Team Facts & News
The Olympiad is a nine-day international competition among pre-university students from more than 60 nations. — AAPT.ORG
Meet the Team
Mission San Jose High School
Reading, playing tennis, sketching, folding origami, listening to music, overthinking simple problems
Tennis Team, Math Club, Academic Challenge, Tech and Robotics, Science Olympiad, Circuitry Club, the Smoke Signal (school newspaper)

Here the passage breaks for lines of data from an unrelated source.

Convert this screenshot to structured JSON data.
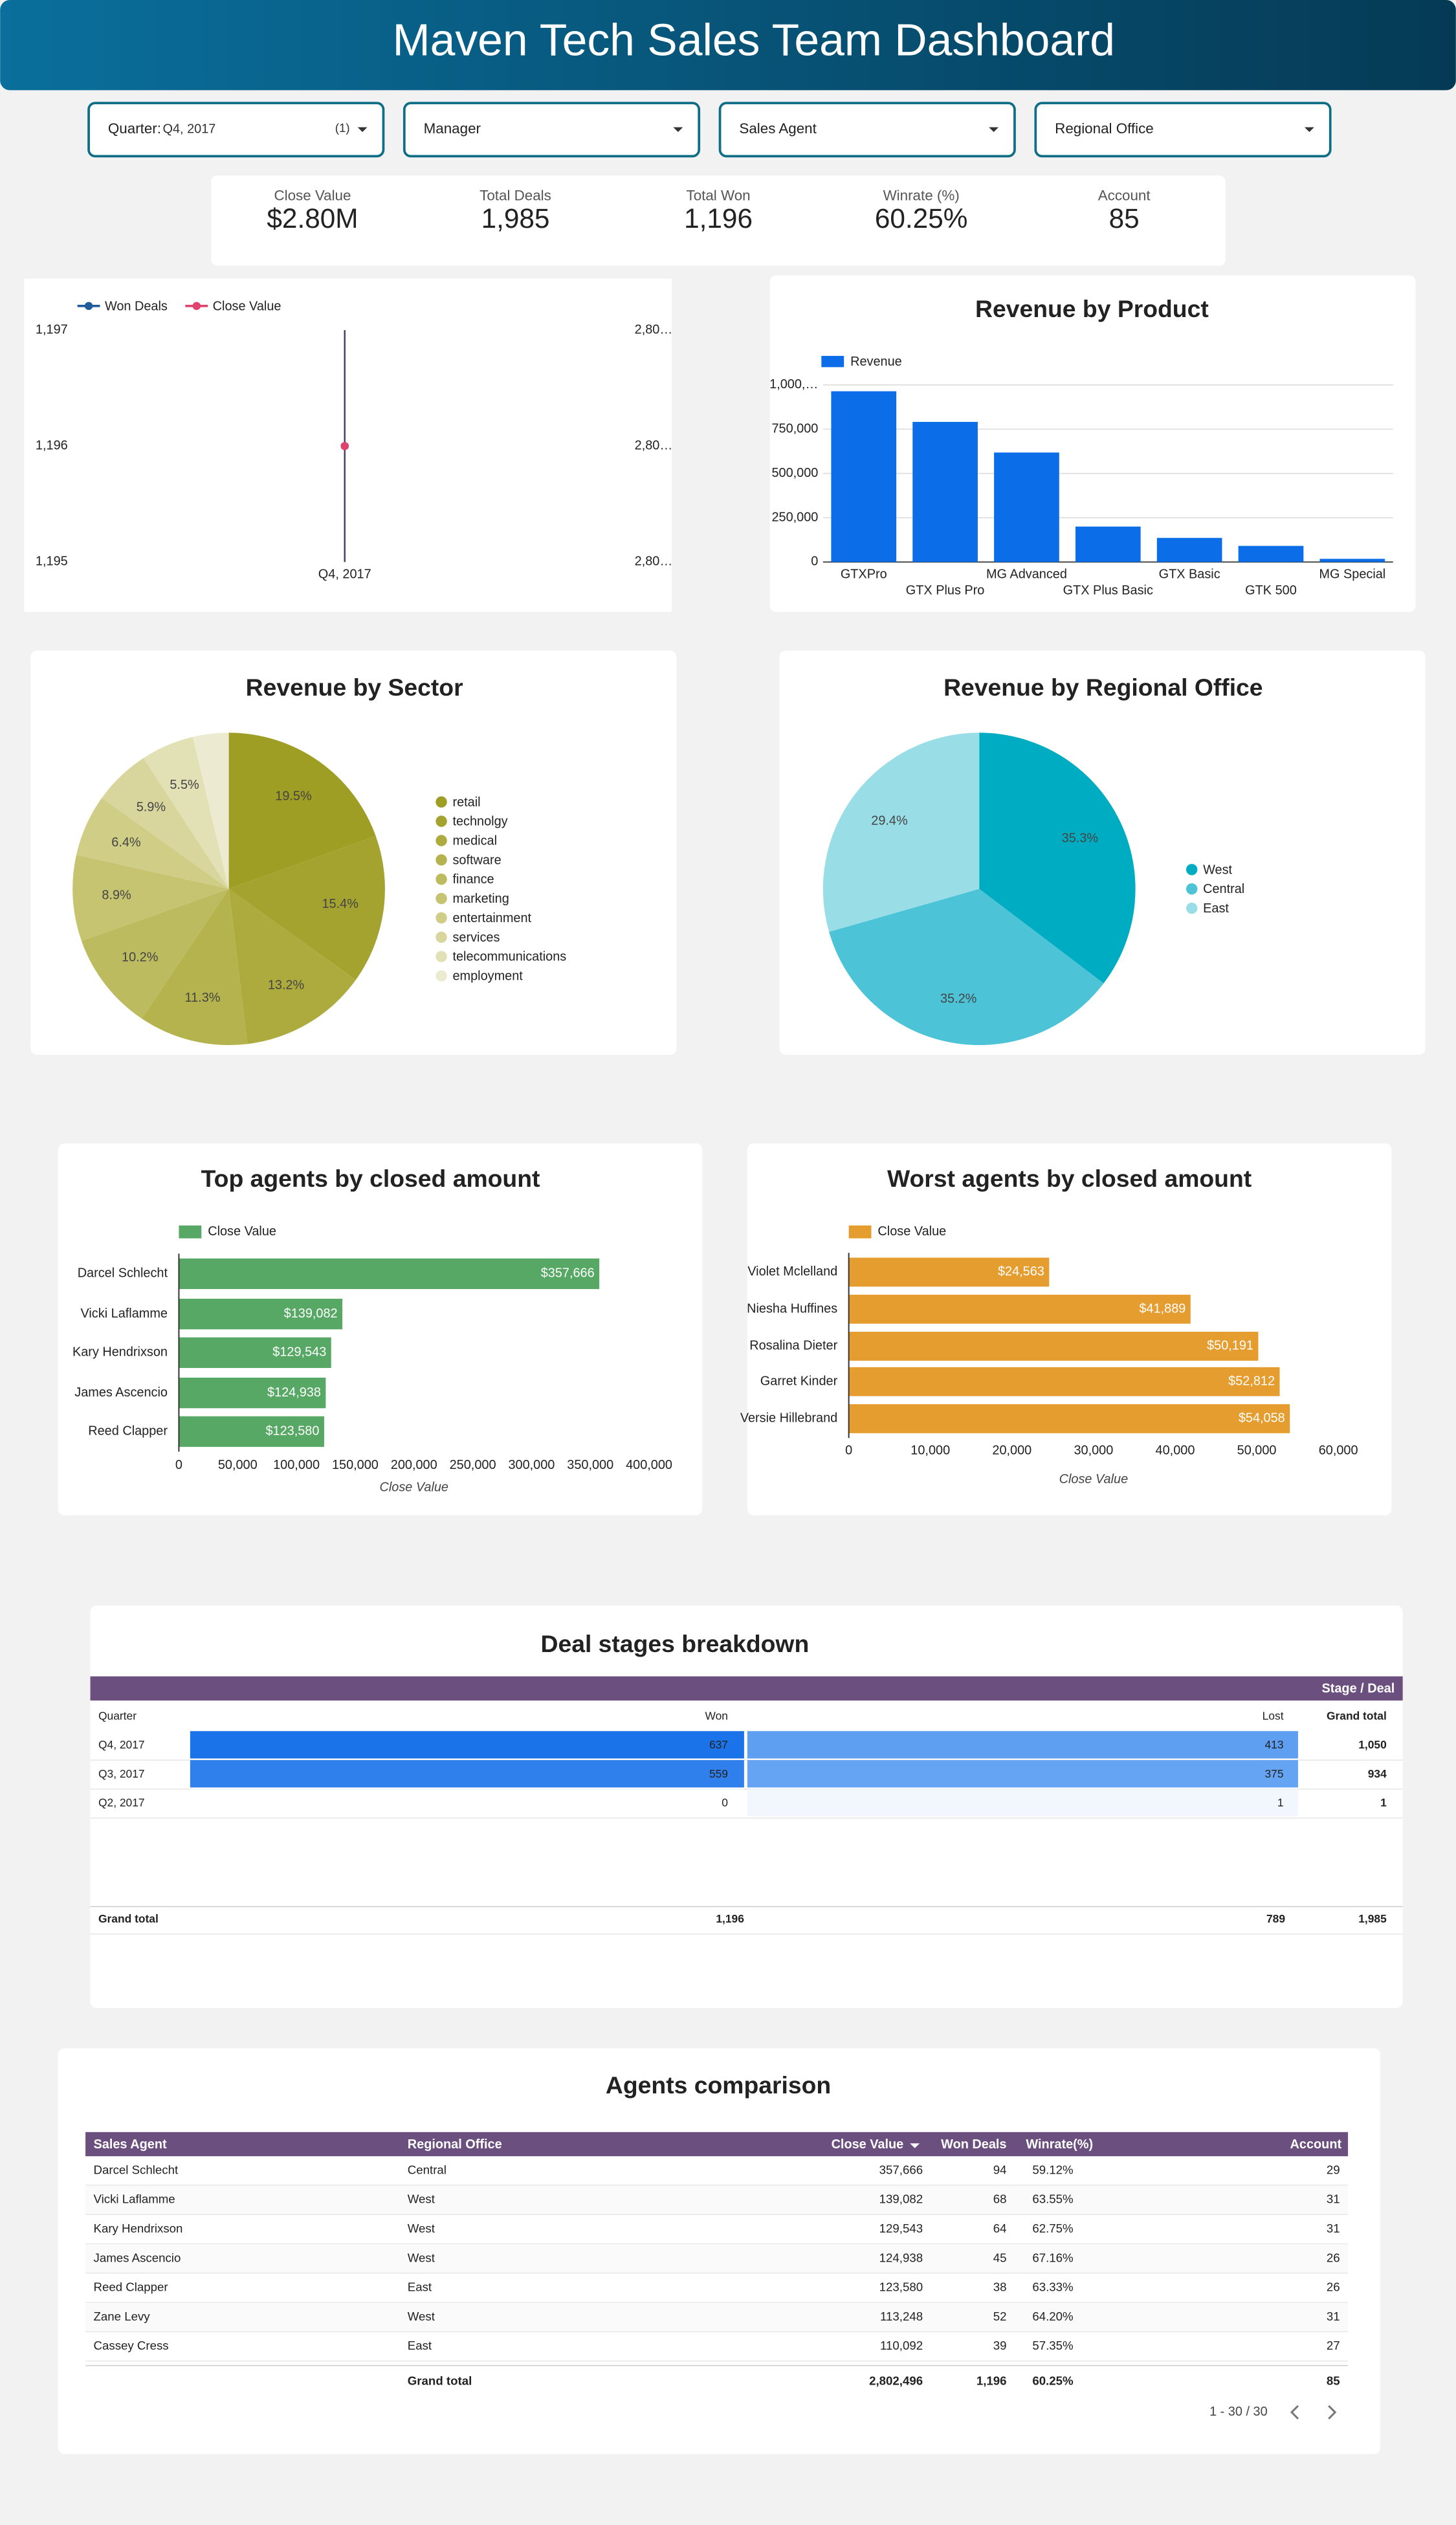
{
  "header": {
    "title": "Maven Tech Sales Team Dashboard"
  },
  "filters": [
    {
      "label": "Quarter:",
      "value": "Q4, 2017",
      "count": "(1)"
    },
    {
      "label": "Manager"
    },
    {
      "label": "Sales Agent"
    },
    {
      "label": "Regional Office"
    }
  ],
  "scorecards": [
    {
      "label": "Close Value",
      "value": "$2.80M"
    },
    {
      "label": "Total Deals",
      "value": "1,985"
    },
    {
      "label": "Total Won",
      "value": "1,196"
    },
    {
      "label": "Winrate (%)",
      "value": "60.25%"
    },
    {
      "label": "Account",
      "value": "85"
    }
  ],
  "chart_data": [
    {
      "type": "line",
      "categories": [
        "Q4, 2017"
      ],
      "series": [
        {
          "name": "Won Deals",
          "color": "#1f5c99",
          "values": [
            1196
          ]
        },
        {
          "name": "Close Value",
          "color": "#e0436b",
          "values": [
            2802496
          ],
          "axis": "y2"
        }
      ],
      "ylim": [
        1195,
        1197
      ],
      "yticks": [
        {
          "value": 1197,
          "label": "1,197"
        },
        {
          "value": 1196,
          "label": "1,196"
        },
        {
          "value": 1195,
          "label": "1,195"
        }
      ],
      "y2lim": [
        2802495,
        2802497
      ],
      "y2ticks": [
        {
          "value": 2802497,
          "label": "2,80…"
        },
        {
          "value": 2802496,
          "label": "2,80…"
        },
        {
          "value": 2802495,
          "label": "2,80…"
        }
      ]
    },
    {
      "type": "bar",
      "title": "Revenue by Product",
      "legend": "Revenue",
      "color": "#0b6ee8",
      "categories": [
        "GTXPro",
        "GTX Plus Pro",
        "MG Advanced",
        "GTX Plus Basic",
        "GTX Basic",
        "GTK 500",
        "MG Special"
      ],
      "values": [
        964000,
        791000,
        618000,
        200000,
        136000,
        91000,
        18000
      ],
      "ylim": [
        0,
        1000000
      ],
      "yticks": [
        0,
        {
          "value": 250000,
          "label": "250,000"
        },
        {
          "value": 500000,
          "label": "500,000"
        },
        {
          "value": 750000,
          "label": "750,000"
        },
        {
          "value": 1000000,
          "label": "1,000,…"
        }
      ],
      "grid": true
    },
    {
      "type": "pie",
      "title": "Revenue by Sector",
      "categories": [
        "retail",
        "technolgy",
        "medical",
        "software",
        "finance",
        "marketing",
        "entertainment",
        "services",
        "telecommunications",
        "employment"
      ],
      "values": [
        19.5,
        15.4,
        13.2,
        11.3,
        10.2,
        8.9,
        6.4,
        5.9,
        5.5,
        3.7
      ],
      "value_labels": [
        "19.5%",
        "15.4%",
        "13.2%",
        "11.3%",
        "10.2%",
        "8.9%",
        "6.4%",
        "5.9%",
        "5.5%",
        null
      ],
      "colors": [
        "#9e9d24",
        "#a5a32f",
        "#adab3d",
        "#b5b34d",
        "#bdbb5f",
        "#c6c471",
        "#cfcd86",
        "#d8d69c",
        "#e2e1b5",
        "#ecebd2"
      ]
    },
    {
      "type": "pie",
      "title": "Revenue by Regional Office",
      "categories": [
        "West",
        "Central",
        "East"
      ],
      "values": [
        35.3,
        35.2,
        29.4
      ],
      "value_labels": [
        "35.3%",
        "35.2%",
        "29.4%"
      ],
      "colors": [
        "#00acc1",
        "#4cc3d6",
        "#99dde6"
      ]
    },
    {
      "type": "hbar",
      "title": "Top agents by closed amount",
      "legend": "Close Value",
      "x_label": "Close Value",
      "color": "#57a864",
      "categories": [
        "Darcel Schlecht",
        "Vicki Laflamme",
        "Kary Hendrixson",
        "James Ascencio",
        "Reed Clapper"
      ],
      "values": [
        357666,
        139082,
        129543,
        124938,
        123580
      ],
      "value_labels": [
        "$357,666",
        "$139,082",
        "$129,543",
        "$124,938",
        "$123,580"
      ],
      "xlim": [
        0,
        400000
      ],
      "xticks": [
        0,
        {
          "value": 50000,
          "label": "50,000"
        },
        {
          "value": 100000,
          "label": "100,000"
        },
        {
          "value": 150000,
          "label": "150,000"
        },
        {
          "value": 200000,
          "label": "200,000"
        },
        {
          "value": 250000,
          "label": "250,000"
        },
        {
          "value": 300000,
          "label": "300,000"
        },
        {
          "value": 350000,
          "label": "350,000"
        },
        {
          "value": 400000,
          "label": "400,000"
        }
      ]
    },
    {
      "type": "hbar",
      "title": "Worst agents by closed amount",
      "legend": "Close Value",
      "x_label": "Close Value",
      "color": "#e69d2f",
      "categories": [
        "Violet Mclelland",
        "Niesha Huffines",
        "Rosalina Dieter",
        "Garret Kinder",
        "Versie Hillebrand"
      ],
      "values": [
        24563,
        41889,
        50191,
        52812,
        54058
      ],
      "value_labels": [
        "$24,563",
        "$41,889",
        "$50,191",
        "$52,812",
        "$54,058"
      ],
      "xlim": [
        0,
        60000
      ],
      "xticks": [
        0,
        {
          "value": 10000,
          "label": "10,000"
        },
        {
          "value": 20000,
          "label": "20,000"
        },
        {
          "value": 30000,
          "label": "30,000"
        },
        {
          "value": 40000,
          "label": "40,000"
        },
        {
          "value": 50000,
          "label": "50,000"
        },
        {
          "value": 60000,
          "label": "60,000"
        }
      ]
    }
  ],
  "deal_stages": {
    "title": "Deal stages breakdown",
    "group_header": "Stage / Deal",
    "columns": [
      "Quarter",
      "Won",
      "Lost",
      "Grand total"
    ],
    "rows": [
      [
        "Q4, 2017",
        "637",
        "413",
        "1,050"
      ],
      [
        "Q3, 2017",
        "559",
        "375",
        "934"
      ],
      [
        "Q2, 2017",
        "0",
        "1",
        "1"
      ]
    ],
    "cell_colors": [
      [
        "#1a73e8",
        "#5e9ff2"
      ],
      [
        "#2f80ed",
        "#65a4f3"
      ],
      [
        "#ffffff",
        "#f2f7fe"
      ]
    ],
    "grand_total": [
      "Grand total",
      "1,196",
      "789",
      "1,985"
    ]
  },
  "agents_comparison": {
    "title": "Agents comparison",
    "columns": [
      "Sales Agent",
      "Regional Office",
      "Close Value",
      "Won Deals",
      "Winrate(%)",
      "Account"
    ],
    "rows": [
      [
        "Darcel Schlecht",
        "Central",
        "357,666",
        "94",
        "59.12%",
        "29"
      ],
      [
        "Vicki Laflamme",
        "West",
        "139,082",
        "68",
        "63.55%",
        "31"
      ],
      [
        "Kary Hendrixson",
        "West",
        "129,543",
        "64",
        "62.75%",
        "31"
      ],
      [
        "James Ascencio",
        "West",
        "124,938",
        "45",
        "67.16%",
        "26"
      ],
      [
        "Reed Clapper",
        "East",
        "123,580",
        "38",
        "63.33%",
        "26"
      ],
      [
        "Zane Levy",
        "West",
        "113,248",
        "52",
        "64.20%",
        "31"
      ],
      [
        "Cassey Cress",
        "East",
        "110,092",
        "39",
        "57.35%",
        "27"
      ]
    ],
    "grand_total": {
      "label": "Grand total",
      "close_value": "2,802,496",
      "won_deals": "1,196",
      "winrate": "60.25%",
      "account": "85"
    },
    "pagination": "1 - 30 / 30"
  }
}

U.S. Physics Team Member (2015); USAPhO Semifinalist (2013-2016); AP Physics C: Mechanics perfect score (2014); AIME Qualifier (2012-2016); USAJMO Qualifier (2013); AMC 8 perfect score (2013); NorCal MathCounts 1st place team, Countdown 4th place (2013); National Science Bowl 1st place team (2012); Science Olympiad (2015)
As with many of the finalists, my interest in physics stems from my participation in math competitions. And how did I get involved in math competitions? As a child, I loved science, and I knew that for my planned future career as a mad scientist, I would need to learn math. Physics is the result of putting math and science in a blender: two of my passions in one field, much like my other childhood dream of being an astronaut chef (though that didn’t pan out as well).
I’ve often been told that I’m patient and detail-oriented, which is most likely a polite way of saying I take forever to finish things. In the long-ago years before high school, when I had time to spare, I would spend hours shading scales in drawings of dragons or folding the feathers of origami eagles. This has stood me in good stead when solving physics problems; rather than tearing my hair out in frustration over the incomprehensibility of the solution, I use the incredibly useful tool known as the Internet to understand unfamiliar concepts (incidentally how I ended up reading The Feynman Lectures on Physics). Working on what starts out as a seemingly straightforward thermodynamics problem can lead to hours of trawling through webpages to understand the derivation of the Clausius Theorem or the different interpretations of entropy. Perhaps this isn’t the most efficient way of learning physics, but it’s both thorough and satisfying.
‘Why?’ was a question I asked every day as a child, second only to my exclamations of ‘no!’. Physics not only gave me the answers, but also explained why the answers made sense. No longer did I have to simply trust in the textbook when I could derive the equations for myself. To me, physics is the most elegant and all-encompassing of the sciences, able to describe vast multitudes of phenomena in a few (relatively) simple equations. Physics gives math a form in the real world; I learned calculus through studying physics, able to understand infinitesimals as tiny distances or volumes.
I would like to acknowledge my teachers, family, and friends for their support and guidance, and for standing by me through the years. Without their help, I never could have made it this far. Whether for the sound advice, constant encouragement, or friendly competition, I thank them for all that they’ve done, and I’m grateful to have such amazing people in my life.
As for the rest of the 2016 U.S. Physics Team, congratulations! I look forward to seeing both new and old faces this summer, and I’m honored to be a part of the team again.